By the time it was all said and done, we renovated four rooms and added a few sparkly touches to some recently renovated rooms. Our budget was by no means a TV budget but rather a real-life nonprofit kind of budget! There was no way we could “buy” the things needed for these rooms; so we went to the drawing board, asked for donations, cruised Craigslist, begged for discounts and learned to work around the colors offered in the “oops” paint section at Home Depot. Once the group of students was assembled, we were off to the races.
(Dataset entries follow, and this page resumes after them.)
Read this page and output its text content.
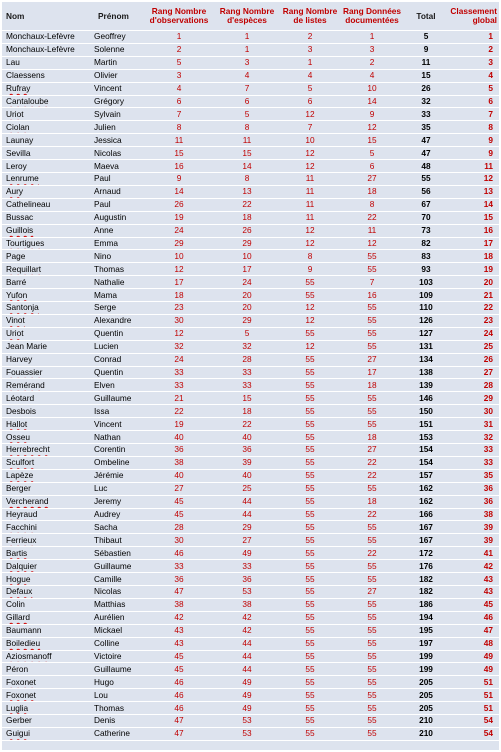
Nom	Prénom	Rang Nombre d'observations	Rang Nombre d'espèces	Rang Nombre de listes	Rang Données documentées	Total	Classement global
Monchaux-Lefèvre	Geoffrey	1	1	2	1	5	1
Monchaux-Lefèvre	Solenne	2	1	3	3	9	2
Lau	Martin	5	3	1	2	11	3
Claessens	Olivier	3	4	4	4	15	4
Rufray	Vincent	4	7	5	10	26	5
Cantaloube	Grégory	6	6	6	14	32	6
Uriot	Sylvain	7	5	12	9	33	7
Ciolan	Julien	8	8	7	12	35	8
Launay	Jessica	11	11	10	15	47	9
Sevilla	Nicolas	15	15	12	5	47	9
Leroy	Maeva	16	14	12	6	48	11
Lenrume	Paul	9	8	11	27	55	12
Aury	Arnaud	14	13	11	18	56	13
Cathelineau	Paul	26	22	11	8	67	14
Bussac	Augustin	19	18	11	22	70	15
Guillois	Anne	24	26	12	11	73	16
Tourtigues	Emma	29	29	12	12	82	17
Page	Nino	10	10	8	55	83	18
Requillart	Thomas	12	17	9	55	93	19
Barré	Nathalie	17	24	55	7	103	20
Yufon	Mama	18	20	55	16	109	21
Santonja	Serge	23	20	12	55	110	22
Vinot	Alexandre	30	29	12	55	126	23
Uriot	Quentin	12	5	55	55	127	24
Jean Marie	Lucien	32	32	12	55	131	25
Harvey	Conrad	24	28	55	27	134	26
Fouassier	Quentin	33	33	55	17	138	27
Remérand	Elven	33	33	55	18	139	28
Léotard	Guillaume	21	15	55	55	146	29
Desbois	Issa	22	18	55	55	150	30
Hallot	Vincent	19	22	55	55	151	31
Osseu	Nathan	40	40	55	18	153	32
Herrebrecht	Corentin	36	36	55	27	154	33
Sculfort	Ombeline	38	39	55	22	154	33
Lapèze	Jérémie	40	40	55	22	157	35
Berger	Luc	27	25	55	55	162	36
Vercherand	Jeremy	45	44	55	18	162	36
Heyraud	Audrey	45	44	55	22	166	38
Facchini	Sacha	28	29	55	55	167	39
Ferrieux	Thibaut	30	27	55	55	167	39
Bartis	Sébastien	46	49	55	22	172	41
Dalquier	Guillaume	33	33	55	55	176	42
Hogue	Camille	36	36	55	55	182	43
Defaux	Nicolas	47	53	55	27	182	43
Colin	Matthias	38	38	55	55	186	45
Gillard	Aurélien	42	42	55	55	194	46
Baumann	Mickael	43	42	55	55	195	47
Boiledieu	Colline	43	44	55	55	197	48
Aziosmanoff	Victoire	45	44	55	55	199	49
Péron	Guillaume	45	44	55	55	199	49
Foxonet	Hugo	46	49	55	55	205	51
Foxonet	Lou	46	49	55	55	205	51
Luglia	Thomas	46	49	55	55	205	51
Gerber	Denis	47	53	55	55	210	54
Guigui	Catherine	47	53	55	55	210	54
LIFE LESSON #1: RENOVATION = MANUAL LABOR The students spent the first morning learning how to clean (yes, we taught them how to mop, sweep and sanitize a countertop) before we even set off for Hope Haven. We also had the task of packing all the donated furniture items onto a borrowed trailer and into cars. There were so many trips from the carpool line to the track that we were dizzy by the end. The spatially-minded students quickly took over packing the trailer and cars while the rest became the pack mules carrying everything out. Once we got to Hope Haven, we unpacked the
trailer and cars into the two staging rooms,then headed to the four rooms we were renovating and began to completely empty them of all the existing furniture, books, toys, rugs...and all before lunch on the first day! As the week progressed, the manual labor simply increased as we moved furniture, built lofts and tables, primed and painted benches, and taped and painted walls. At the end of each day, students and adults were physically wiped-out. Students proclaimed that they didn’t know their arm muscles could hurt so much after just painting!